RE: For People Who Think There Was No Historical Jesus
March 30, 2013 at 2:50 pm
(This post was last modified: March 30, 2013 at 2:53 pm by Undeceived.)
(March 30, 2013 at 5:42 am)Confused Ape Wrote: I've invented a conspiracy theory about why Justin Martyr never mentioned Paul.
Marcion rejected the Old Testament, which is why he was so selective in his canon. He even went to far as to cut out Paul's Old Testament quotes. Your conspiracy theory would involve Marcion's canon being the original and Greeks adding Jewish verses after the fact. This is from Christians who didn't even want to be seen using the same scrolls as Jews! (Jews used scrolls, Christians codices.) Marcion was a radical. If Christianity is an offshoot of Judaism, it would not be so incredibly unrecognizable as Marcion's version. What you propose, to use a political analogy, is akin to a Conservative turning Liberal, and then filling the "Holy Book of Liberalism" with Conservative quotes so as to become a Moderate. Does that sound logical to you?
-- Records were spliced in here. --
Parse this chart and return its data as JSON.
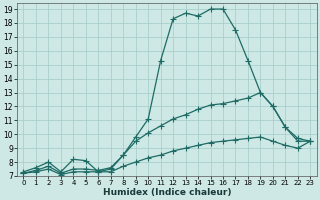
{
  "xlabel": "Humidex (Indice chaleur)",
  "bg_color": "#cde8e5",
  "grid_color": "#a8cfcc",
  "line_color": "#1e6b65",
  "xlim": [
    -0.5,
    23.5
  ],
  "ylim": [
    7,
    19.4
  ],
  "xticks": [
    0,
    1,
    2,
    3,
    4,
    5,
    6,
    7,
    8,
    9,
    10,
    11,
    12,
    13,
    14,
    15,
    16,
    17,
    18,
    19,
    20,
    21,
    22,
    23
  ],
  "yticks": [
    7,
    8,
    9,
    10,
    11,
    12,
    13,
    14,
    15,
    16,
    17,
    18,
    19
  ],
  "line1_x": [
    0,
    1,
    2,
    3,
    4,
    5,
    6,
    7,
    8,
    9,
    10,
    11,
    12,
    13,
    14,
    15,
    16,
    17,
    18,
    19,
    20,
    21,
    22,
    23
  ],
  "line1_y": [
    7.3,
    7.6,
    8.0,
    7.3,
    8.2,
    8.1,
    7.3,
    7.5,
    8.5,
    9.8,
    11.1,
    15.3,
    18.3,
    18.7,
    18.5,
    19.0,
    19.0,
    17.5,
    15.3,
    13.0,
    12.0,
    10.5,
    9.5,
    9.5
  ],
  "line2_x": [
    0,
    1,
    2,
    3,
    4,
    5,
    6,
    7,
    8,
    9,
    10,
    11,
    12,
    13,
    14,
    15,
    16,
    17,
    18,
    19,
    20,
    21,
    22,
    23
  ],
  "line2_y": [
    7.2,
    7.4,
    7.7,
    7.2,
    7.5,
    7.5,
    7.4,
    7.6,
    8.5,
    9.5,
    10.1,
    10.6,
    11.1,
    11.4,
    11.8,
    12.1,
    12.2,
    12.4,
    12.6,
    13.0,
    12.0,
    10.5,
    9.7,
    9.5
  ],
  "line3_x": [
    0,
    1,
    2,
    3,
    4,
    5,
    6,
    7,
    8,
    9,
    10,
    11,
    12,
    13,
    14,
    15,
    16,
    17,
    18,
    19,
    20,
    21,
    22,
    23
  ],
  "line3_y": [
    7.2,
    7.3,
    7.5,
    7.1,
    7.3,
    7.3,
    7.3,
    7.3,
    7.7,
    8.0,
    8.3,
    8.5,
    8.8,
    9.0,
    9.2,
    9.4,
    9.5,
    9.6,
    9.7,
    9.8,
    9.5,
    9.2,
    9.0,
    9.5
  ]
}
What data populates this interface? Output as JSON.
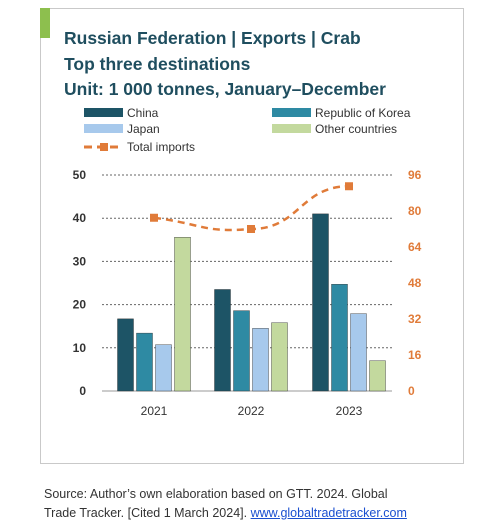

(March 30, 2013 at 9:34 am)FallentoReason Wrote: Let's go with this for a second. It is still clear that the story as a whole is a fabrication because the bit Matthew is quoting isn't even a prophecy to begin with. Even if it was, it hasn't been fulfilled. Notice Matthew's cheeky sleight of hand:
Isaiah 7:14
Therefore the Lord himself shall give you a sign; Behold, a young woman shall conceive, and bear a son, and shall call his name Immanuel.
Matthew 1:23
The virgin will conceive and give birth to a son, and they will call him Immanuel.
Matthew has changed it from being the mother who will call the son Immanuel, to the general public calling him Immanuel "which means God with us", because quite clearly, the "messiah" isn't called Immanuel. The simple explanation to this is, as I stated, that Isaiah isn't talking about some messiah. He's talking with king Ahaz about his enemies and what not. So clearly, when one reads the chapter properly, the entire aura surrounding this verse as a "messianic prophecy" vanishes.
Actually, the literal Greek-English translation from the Septuagint is "Behold, the virgin [in the womb will conceive], and shall bear a son, and you shall call his name Immanuel." It generally means "his name shall be so called" which connotes the same meaning as Matthew's "they". Isaiah himself was speaking to the house of David, the royal family of Judah (Isaiah 7:13). They--his own people--shall call him Immanuel. But you're right that Isaiah meant the prophecy to be fulfilled in his time. Most prophecies are this way. The miracle isn't that Isaiah randomly predicted the future in the middle of a message to Ahaz. It is that all through history there are types--types of Messiahs, redeemers and saviors who illustrate and foreshadow the one Messiah who was to come. This isn't a fortune-telling. It's a demonstration of God's grand plan.